Что до понимания, то она прекрасно понимала своих детей, - у них уже сказывались природные наклонности, во всяком случае у двух старших. У Теодора, так же как у отца, были большие способности ко всяким физическим упражнениям, он мечтал о лошадях и об охоте; в это лето ему исполнилось семь лет, то есть он уже вошел в разум, и ему дали в руки маленький детский карабин и стали учить его стрелять; Эмма, наоборот, была внимательная, усидчивая девочка, очень любила слушать разговоры взрослых, охотно злорадствовала над чужой бедой: для нее было большим удовольствием подметить чью-либо провинность; когда ее брат или кузены совершали какой-нибудь промах, проливали что-нибудь на скатерть, она вертелась и весело хохотала, радуясь их проступку и стараясь обратить на него внимание окружающих. Дедушка часто называл ее в шутку злючка-колючка. Она очень уважала свою двоюродную бабку - тетю Лилину, и влияние старой девы явно сказывалось на ней, хотя и умерялось отсутствием у Эммы врожденной хитрости. В этой семье повторялись типические черты характера, передававшиеся не только от матери к дочери и от отца к сыну, но и от тетки к племяннице, от тестя к зятю, и, казалось даже, что эти свойства не столько наследуются, сколько воспринимаются путем воспитания или подражания живому примеру.
Чувство Амели к дочери не ослабевало из-за недостатков Эммы: мать хорошо их видела, но надеялась, что воспитание исправит девочку.
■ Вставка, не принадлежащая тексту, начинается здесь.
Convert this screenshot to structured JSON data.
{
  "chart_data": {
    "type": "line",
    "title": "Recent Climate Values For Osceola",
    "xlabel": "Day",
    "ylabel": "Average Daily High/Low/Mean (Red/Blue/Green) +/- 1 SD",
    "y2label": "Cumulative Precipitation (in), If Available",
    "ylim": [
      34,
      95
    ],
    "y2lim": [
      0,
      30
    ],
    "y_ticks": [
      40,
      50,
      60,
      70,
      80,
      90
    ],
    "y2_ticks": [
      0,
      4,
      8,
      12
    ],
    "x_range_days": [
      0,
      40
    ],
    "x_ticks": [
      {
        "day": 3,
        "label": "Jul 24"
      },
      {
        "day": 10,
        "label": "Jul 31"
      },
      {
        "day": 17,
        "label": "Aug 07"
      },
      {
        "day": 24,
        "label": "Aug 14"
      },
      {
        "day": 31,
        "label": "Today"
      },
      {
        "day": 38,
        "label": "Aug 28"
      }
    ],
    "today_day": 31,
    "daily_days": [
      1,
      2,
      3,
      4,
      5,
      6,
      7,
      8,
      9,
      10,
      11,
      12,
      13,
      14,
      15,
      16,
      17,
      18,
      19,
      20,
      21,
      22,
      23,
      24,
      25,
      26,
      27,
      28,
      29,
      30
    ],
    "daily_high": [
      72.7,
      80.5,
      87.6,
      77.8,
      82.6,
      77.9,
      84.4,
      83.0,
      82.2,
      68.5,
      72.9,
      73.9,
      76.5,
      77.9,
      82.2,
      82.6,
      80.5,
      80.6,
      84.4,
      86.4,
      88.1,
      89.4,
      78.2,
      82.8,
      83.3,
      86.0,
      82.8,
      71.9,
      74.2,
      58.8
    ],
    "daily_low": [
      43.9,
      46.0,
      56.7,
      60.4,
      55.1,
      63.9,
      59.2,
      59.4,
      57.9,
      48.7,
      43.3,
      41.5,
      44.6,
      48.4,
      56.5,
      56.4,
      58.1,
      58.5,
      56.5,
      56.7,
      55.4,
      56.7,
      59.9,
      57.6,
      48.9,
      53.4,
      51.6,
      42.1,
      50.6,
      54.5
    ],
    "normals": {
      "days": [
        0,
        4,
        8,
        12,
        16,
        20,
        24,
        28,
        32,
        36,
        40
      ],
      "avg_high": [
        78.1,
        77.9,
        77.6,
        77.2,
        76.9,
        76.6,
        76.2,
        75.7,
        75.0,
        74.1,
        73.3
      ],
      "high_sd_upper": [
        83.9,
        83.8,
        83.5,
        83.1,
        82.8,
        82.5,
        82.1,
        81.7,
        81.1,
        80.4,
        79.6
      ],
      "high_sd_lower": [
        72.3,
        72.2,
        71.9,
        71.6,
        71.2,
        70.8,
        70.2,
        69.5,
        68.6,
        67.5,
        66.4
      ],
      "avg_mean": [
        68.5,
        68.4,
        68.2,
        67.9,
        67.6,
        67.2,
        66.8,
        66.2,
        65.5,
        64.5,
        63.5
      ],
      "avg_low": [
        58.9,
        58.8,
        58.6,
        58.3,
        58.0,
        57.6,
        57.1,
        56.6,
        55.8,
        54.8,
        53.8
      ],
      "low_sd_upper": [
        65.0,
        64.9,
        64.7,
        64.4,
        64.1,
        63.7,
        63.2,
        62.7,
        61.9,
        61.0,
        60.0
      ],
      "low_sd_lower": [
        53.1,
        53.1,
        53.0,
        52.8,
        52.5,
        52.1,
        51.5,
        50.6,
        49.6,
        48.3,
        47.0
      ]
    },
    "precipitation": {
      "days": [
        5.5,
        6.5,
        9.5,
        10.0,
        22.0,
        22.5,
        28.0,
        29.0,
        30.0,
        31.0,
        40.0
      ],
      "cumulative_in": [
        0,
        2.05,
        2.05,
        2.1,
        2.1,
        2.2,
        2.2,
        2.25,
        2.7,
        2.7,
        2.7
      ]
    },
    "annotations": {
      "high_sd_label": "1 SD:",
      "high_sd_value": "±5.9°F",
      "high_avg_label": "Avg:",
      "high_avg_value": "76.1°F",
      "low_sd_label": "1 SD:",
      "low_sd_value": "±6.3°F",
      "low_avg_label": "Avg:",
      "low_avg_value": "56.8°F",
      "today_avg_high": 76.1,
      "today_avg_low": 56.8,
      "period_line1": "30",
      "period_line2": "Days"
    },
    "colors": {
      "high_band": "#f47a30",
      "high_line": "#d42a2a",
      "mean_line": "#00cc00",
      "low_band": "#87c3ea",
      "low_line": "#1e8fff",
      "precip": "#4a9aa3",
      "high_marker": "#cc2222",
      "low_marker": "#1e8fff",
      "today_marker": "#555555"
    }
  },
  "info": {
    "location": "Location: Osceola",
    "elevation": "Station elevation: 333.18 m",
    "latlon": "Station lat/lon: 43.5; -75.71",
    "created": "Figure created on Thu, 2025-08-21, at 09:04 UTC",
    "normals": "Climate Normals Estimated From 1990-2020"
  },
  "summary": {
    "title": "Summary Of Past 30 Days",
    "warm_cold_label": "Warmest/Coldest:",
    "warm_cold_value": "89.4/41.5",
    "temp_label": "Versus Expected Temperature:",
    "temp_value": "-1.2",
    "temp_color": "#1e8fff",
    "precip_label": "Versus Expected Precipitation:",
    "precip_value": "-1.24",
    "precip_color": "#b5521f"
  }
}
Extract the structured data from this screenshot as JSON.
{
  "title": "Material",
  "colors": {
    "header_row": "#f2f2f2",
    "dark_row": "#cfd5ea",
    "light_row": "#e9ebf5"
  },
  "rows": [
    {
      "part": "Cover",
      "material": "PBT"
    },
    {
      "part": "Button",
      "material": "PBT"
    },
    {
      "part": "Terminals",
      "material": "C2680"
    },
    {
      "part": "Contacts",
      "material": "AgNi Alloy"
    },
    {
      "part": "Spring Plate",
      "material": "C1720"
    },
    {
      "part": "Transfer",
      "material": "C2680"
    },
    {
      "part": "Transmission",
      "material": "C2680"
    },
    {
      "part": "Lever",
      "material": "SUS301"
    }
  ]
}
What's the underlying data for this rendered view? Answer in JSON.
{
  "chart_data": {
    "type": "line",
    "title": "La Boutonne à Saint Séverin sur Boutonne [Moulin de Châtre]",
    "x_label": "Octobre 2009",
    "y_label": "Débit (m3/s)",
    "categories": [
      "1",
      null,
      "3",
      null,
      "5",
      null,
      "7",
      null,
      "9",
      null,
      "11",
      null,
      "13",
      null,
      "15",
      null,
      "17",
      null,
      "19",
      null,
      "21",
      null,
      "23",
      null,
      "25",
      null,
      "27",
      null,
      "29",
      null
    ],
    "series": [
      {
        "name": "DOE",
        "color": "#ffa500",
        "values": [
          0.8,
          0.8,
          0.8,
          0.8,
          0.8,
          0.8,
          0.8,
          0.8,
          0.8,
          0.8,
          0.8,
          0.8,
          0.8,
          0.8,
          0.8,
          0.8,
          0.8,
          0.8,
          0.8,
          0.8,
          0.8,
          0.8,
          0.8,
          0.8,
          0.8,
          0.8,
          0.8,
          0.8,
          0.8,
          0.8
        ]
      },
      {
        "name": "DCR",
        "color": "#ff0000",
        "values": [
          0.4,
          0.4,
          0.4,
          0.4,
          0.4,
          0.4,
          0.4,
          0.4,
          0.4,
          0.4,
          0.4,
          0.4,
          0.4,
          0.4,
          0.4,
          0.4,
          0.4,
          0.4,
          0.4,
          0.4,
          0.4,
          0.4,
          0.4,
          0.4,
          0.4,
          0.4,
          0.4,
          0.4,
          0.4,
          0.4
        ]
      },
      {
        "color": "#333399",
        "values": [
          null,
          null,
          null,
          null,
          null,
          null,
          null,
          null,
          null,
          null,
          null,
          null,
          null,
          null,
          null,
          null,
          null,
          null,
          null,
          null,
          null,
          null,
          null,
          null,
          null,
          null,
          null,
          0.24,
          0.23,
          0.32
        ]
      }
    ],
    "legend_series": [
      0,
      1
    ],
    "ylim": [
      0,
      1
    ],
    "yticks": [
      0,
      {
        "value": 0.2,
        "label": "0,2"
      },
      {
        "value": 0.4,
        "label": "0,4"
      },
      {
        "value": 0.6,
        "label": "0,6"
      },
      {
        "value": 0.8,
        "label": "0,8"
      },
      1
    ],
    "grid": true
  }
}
Госпожа Буссардель не принадлежала к числу тех матерей, которые любят своих детей за то, что они красивые или одаренные, или ласковые дети, - она любила своих малышей глубокой и постоянной любовью, потому что они были ее родные дети.
Амели пошла навестить Аглаю и увидела, что у нее зияющая рана выше колена. Нагноения, казалось, не было, но вокруг виднелись большие кровоподтеки, они чернели и на самом бедре. Госпожа Буссардель тотчас же велела запрячь лошадь и ехать в Сансер за доктором.